On November 12th, the Committee opposed the DOJ’s Proposed Rule which would authorize the Attorney General to require DHS to collect, store and share DNA of immigrants detained by the U.S., and published an op-ed the following day in the Daily News about why the proposal should concern all Americans. The proposal would require collection of DNA from every “non-US person” in U.S. custody, in addition to those who are arrested or convicted of federal criminal charges, without specifying who shall be subject to such collection. The change would exponentially increase DNA sample collection without any individualized suspicion or probable cause, come at a significant cost to the government and compromise the security and privacy of scores of immigrant families, including U.S. citizens and permanent residents. It also does not provide any details regarding the gathering, sharing, storage or protection of this vast cache of data, which will lead to, among other things, compromising the safety of asylum seekers, crime victims and other vulnerable people. The Committee states:

In addition to the vague nature of the rule and its costly implementation, the Proposed Rule has serious implications for Americans. It widely expands a surveillance apparatus that has been deployed in a biased and discriminatory manner, infringes on the privacy of civil society, and is vulnerable to bad actors and hacking. With such costs, the Proposed Rule offers no cognizable benefit. The Department of Justice provides no quantitative evidence to show how such data would aid in criminal prosecutions. In contrast, as outlined by the Government Accountability Office (GAO), scores of collected DNA information already sit untested in government laboratories due to back-logged labs and over-collection of this sensitive data. DNA collection and matching remains an imperfect science which can wrongfully implicate individuals who then have little or no recourse to respond to this intrusive search.

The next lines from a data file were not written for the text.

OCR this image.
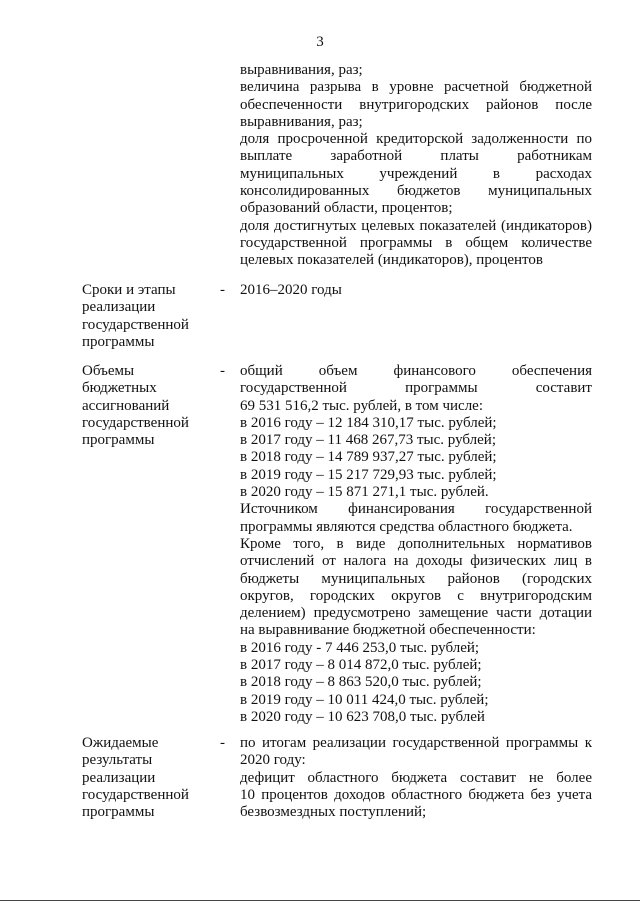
3
выравнивания, раз;
величина разрыва в уровне расчетной бюджетной
обеспеченности внутригородских районов после
выравнивания, раз;
доля просроченной кредиторской задолженности по
выплате заработной платы работникам
муниципальных учреждений в расходах
консолидированных бюджетов муниципальных
образований области, процентов;
доля достигнутых целевых показателей (индикаторов)
государственной программы в общем количестве
целевых показателей (индикаторов), процентов
Сроки и этапы
реализации
государственной
программы
- 2016–2020 годы
Объемы
бюджетных
ассигнований
государственной
программы
- общий объем финансового обеспечения
государственной программы составит
69 531 516,2 тыс. рублей, в том числе:
в 2016 году – 12 184 310,17 тыс. рублей;
в 2017 году – 11 468 267,73 тыс. рублей;
в 2018 году – 14 789 937,27 тыс. рублей;
в 2019 году – 15 217 729,93 тыс. рублей;
в 2020 году – 15 871 271,1 тыс. рублей.
Источником финансирования государственной
программы являются средства областного бюджета.
Кроме того, в виде дополнительных нормативов
отчислений от налога на доходы физических лиц в
бюджеты муниципальных районов (городских
округов, городских округов с внутригородским
делением) предусмотрено замещение части дотации
на выравнивание бюджетной обеспеченности:
в 2016 году - 7 446 253,0 тыс. рублей;
в 2017 году – 8 014 872,0 тыс. рублей;
в 2018 году – 8 863 520,0 тыс. рублей;
в 2019 году – 10 011 424,0 тыс. рублей;
в 2020 году – 10 623 708,0 тыс. рублей
Ожидаемые
результаты
реализации
государственной
программы
- по итогам реализации государственной программы к
2020 году:
дефицит областного бюджета составит не более
10 процентов доходов областного бюджета без учета
безвозмездных поступлений;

Finally, on November 15th, the Committee submitted comments to USCIS opposing the Proposed Rule, “Special Immigrant Juvenile Petitions.” While the Committee agrees that the existing regulations are inconsistent with the statutory provisions governing Special Immigrant Juvenile Status (SIJS) and should be updated, various aspects of the proposed rule exceed the statutory authority conferred on DHS and require significant modifications to ensure that USCIS will exercise its adjudicative authority over SIJS petitions in a manner consistent with the governing statute. The Proposed Rule departs from the statute in the following ways: (1) offering an overly broad interpretation of USCIS’s consent function by failing to accord correct deference to the state juvenile courts’ role in adjudicating child welfare issues and the best interests of children; (2) defining the term “juvenile court” in a way that would obstruct important avenues to SIJS eligibility; (3) requiring that juvenile court determinations remain in effect through USCIS adjudication, which is inconsistent with the statutory language and imposes burdensome requirements on petitioners and the state courts and agencies that protect and serve them; and (4) in a preamble to the Proposed Rule, giving the statutory “similar basis” clause such a narrow interpretation so as to, in effect, deny needed SIJS protections to many children.


As the federal government continues to roll out regulations implementing its increasingly stringent immigration policy – some changes making headlines while others quietly chipping away at immigrants’ rights and remedies – our Immigration & Nationality Law Committee has kept a constant vigil and continues to act (and react) to the new rules changes as they emerge. We thank them for their work in upholding the tenets of fairness and due process as the U.S. continues to grapple with its history and future as a nation of immigrants.